Democratic Representative James Oberstar, chairman of the House Transportation and Infrastructure Committee, has decided to defer introducing the Clean Water Restoration Act until next year due to heavy criticism from the GOP.
Oberstar’s proposed legislation would allow the Environmental Protection Agency (EPA), in conjunction with the Army Corp of Engineers, to protect and control all of the nation’s waterways, according to The Washington Times.
Currently, the EPA only monitors "navigable" waters that are large enough for ship traffic. The Clean Water Restoration Act would allow the government to regulate 20 million acres of U.S. wetlands and 59 percent of the nation’s streams that do not flow year-round, regardless of whether or not they are on private property.
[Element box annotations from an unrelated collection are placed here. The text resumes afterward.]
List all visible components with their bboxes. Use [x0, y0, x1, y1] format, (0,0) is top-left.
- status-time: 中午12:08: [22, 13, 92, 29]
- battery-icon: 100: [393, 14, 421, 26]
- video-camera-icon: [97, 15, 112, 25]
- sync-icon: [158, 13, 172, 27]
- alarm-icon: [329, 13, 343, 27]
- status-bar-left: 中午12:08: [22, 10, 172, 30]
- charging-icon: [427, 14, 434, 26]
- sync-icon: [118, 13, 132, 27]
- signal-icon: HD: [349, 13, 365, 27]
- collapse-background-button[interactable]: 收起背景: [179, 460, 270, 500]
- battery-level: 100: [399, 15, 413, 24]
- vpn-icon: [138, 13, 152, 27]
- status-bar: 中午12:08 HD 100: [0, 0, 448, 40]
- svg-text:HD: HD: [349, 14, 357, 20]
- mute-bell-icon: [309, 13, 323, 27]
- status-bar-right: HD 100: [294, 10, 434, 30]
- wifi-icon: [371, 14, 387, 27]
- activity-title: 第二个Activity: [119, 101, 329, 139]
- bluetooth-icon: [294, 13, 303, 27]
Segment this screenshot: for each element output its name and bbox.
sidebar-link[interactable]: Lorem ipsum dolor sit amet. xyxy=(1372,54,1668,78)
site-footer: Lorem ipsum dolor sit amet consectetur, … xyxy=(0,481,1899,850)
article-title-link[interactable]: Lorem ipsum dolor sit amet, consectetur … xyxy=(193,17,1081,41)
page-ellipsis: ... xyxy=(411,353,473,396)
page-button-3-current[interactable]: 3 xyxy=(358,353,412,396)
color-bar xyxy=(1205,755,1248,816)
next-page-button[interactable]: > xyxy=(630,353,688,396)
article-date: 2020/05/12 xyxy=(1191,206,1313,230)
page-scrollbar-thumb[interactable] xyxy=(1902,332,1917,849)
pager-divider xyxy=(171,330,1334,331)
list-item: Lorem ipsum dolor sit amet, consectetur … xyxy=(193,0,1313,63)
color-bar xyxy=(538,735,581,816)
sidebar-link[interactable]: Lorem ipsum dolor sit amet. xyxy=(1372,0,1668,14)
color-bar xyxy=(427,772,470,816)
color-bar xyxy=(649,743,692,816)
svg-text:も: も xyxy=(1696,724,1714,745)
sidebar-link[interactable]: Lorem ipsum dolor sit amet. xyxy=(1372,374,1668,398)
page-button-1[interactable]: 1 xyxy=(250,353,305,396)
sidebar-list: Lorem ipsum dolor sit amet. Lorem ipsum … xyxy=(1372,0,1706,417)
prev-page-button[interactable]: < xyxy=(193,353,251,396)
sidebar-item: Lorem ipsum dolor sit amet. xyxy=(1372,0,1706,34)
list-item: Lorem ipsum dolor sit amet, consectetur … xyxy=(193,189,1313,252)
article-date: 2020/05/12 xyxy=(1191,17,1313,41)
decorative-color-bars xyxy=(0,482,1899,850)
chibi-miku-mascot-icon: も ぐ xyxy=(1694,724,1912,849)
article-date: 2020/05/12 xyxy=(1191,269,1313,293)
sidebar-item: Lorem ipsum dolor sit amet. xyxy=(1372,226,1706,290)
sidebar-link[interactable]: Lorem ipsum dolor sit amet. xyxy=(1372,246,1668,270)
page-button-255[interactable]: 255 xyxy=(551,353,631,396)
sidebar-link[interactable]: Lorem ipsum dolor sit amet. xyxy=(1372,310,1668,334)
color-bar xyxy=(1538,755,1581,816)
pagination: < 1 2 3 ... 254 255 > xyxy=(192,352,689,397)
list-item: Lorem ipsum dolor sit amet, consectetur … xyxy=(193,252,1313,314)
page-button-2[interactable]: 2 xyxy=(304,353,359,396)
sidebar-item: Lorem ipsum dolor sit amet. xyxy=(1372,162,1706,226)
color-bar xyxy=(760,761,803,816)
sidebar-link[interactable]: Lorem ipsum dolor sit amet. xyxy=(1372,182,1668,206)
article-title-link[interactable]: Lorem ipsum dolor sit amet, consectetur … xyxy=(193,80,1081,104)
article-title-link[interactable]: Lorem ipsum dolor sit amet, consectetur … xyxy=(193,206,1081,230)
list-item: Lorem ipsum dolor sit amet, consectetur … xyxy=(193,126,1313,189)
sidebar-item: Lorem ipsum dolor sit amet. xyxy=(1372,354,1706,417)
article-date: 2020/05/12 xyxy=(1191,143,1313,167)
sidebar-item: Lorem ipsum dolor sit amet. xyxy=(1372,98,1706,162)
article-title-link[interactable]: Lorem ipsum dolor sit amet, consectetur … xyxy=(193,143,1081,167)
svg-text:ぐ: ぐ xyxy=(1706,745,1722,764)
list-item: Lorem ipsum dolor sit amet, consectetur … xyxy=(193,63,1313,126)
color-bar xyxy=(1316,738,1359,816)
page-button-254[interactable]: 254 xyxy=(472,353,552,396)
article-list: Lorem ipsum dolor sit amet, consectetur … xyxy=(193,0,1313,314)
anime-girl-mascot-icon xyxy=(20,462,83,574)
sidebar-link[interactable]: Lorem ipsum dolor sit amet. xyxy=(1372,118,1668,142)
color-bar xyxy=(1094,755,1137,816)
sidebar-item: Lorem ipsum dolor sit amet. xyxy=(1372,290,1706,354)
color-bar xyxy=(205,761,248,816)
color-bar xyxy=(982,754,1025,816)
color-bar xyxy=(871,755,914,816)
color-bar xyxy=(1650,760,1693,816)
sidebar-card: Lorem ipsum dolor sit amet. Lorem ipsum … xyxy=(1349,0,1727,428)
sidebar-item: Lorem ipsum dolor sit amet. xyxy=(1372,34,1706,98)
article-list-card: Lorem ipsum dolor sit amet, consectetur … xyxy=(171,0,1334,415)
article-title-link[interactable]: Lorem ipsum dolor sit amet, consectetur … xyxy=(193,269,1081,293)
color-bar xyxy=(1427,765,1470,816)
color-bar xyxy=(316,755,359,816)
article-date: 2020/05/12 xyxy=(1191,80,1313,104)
The proposed bill has recently come under heavy scrutiny after reports surfaced that Oberstar would try to quietly pass the legislation through the House before the end of the year. Nearly 30 Republican Congressmen publicly criticized the bill in a letter written to Majority Leader Harry Reid and Speaker Nancy Pelosi.
"The government wants control of all water," said Senator John Barrasso (R-Wyo), quoted by Fox News. "That also means that they want control over all of our land including the private property rights of people from the Rocky Mountain west, the western caucus and the entire U.S.," he said.
Oberstar said he plans on introducing the bill in early 2010.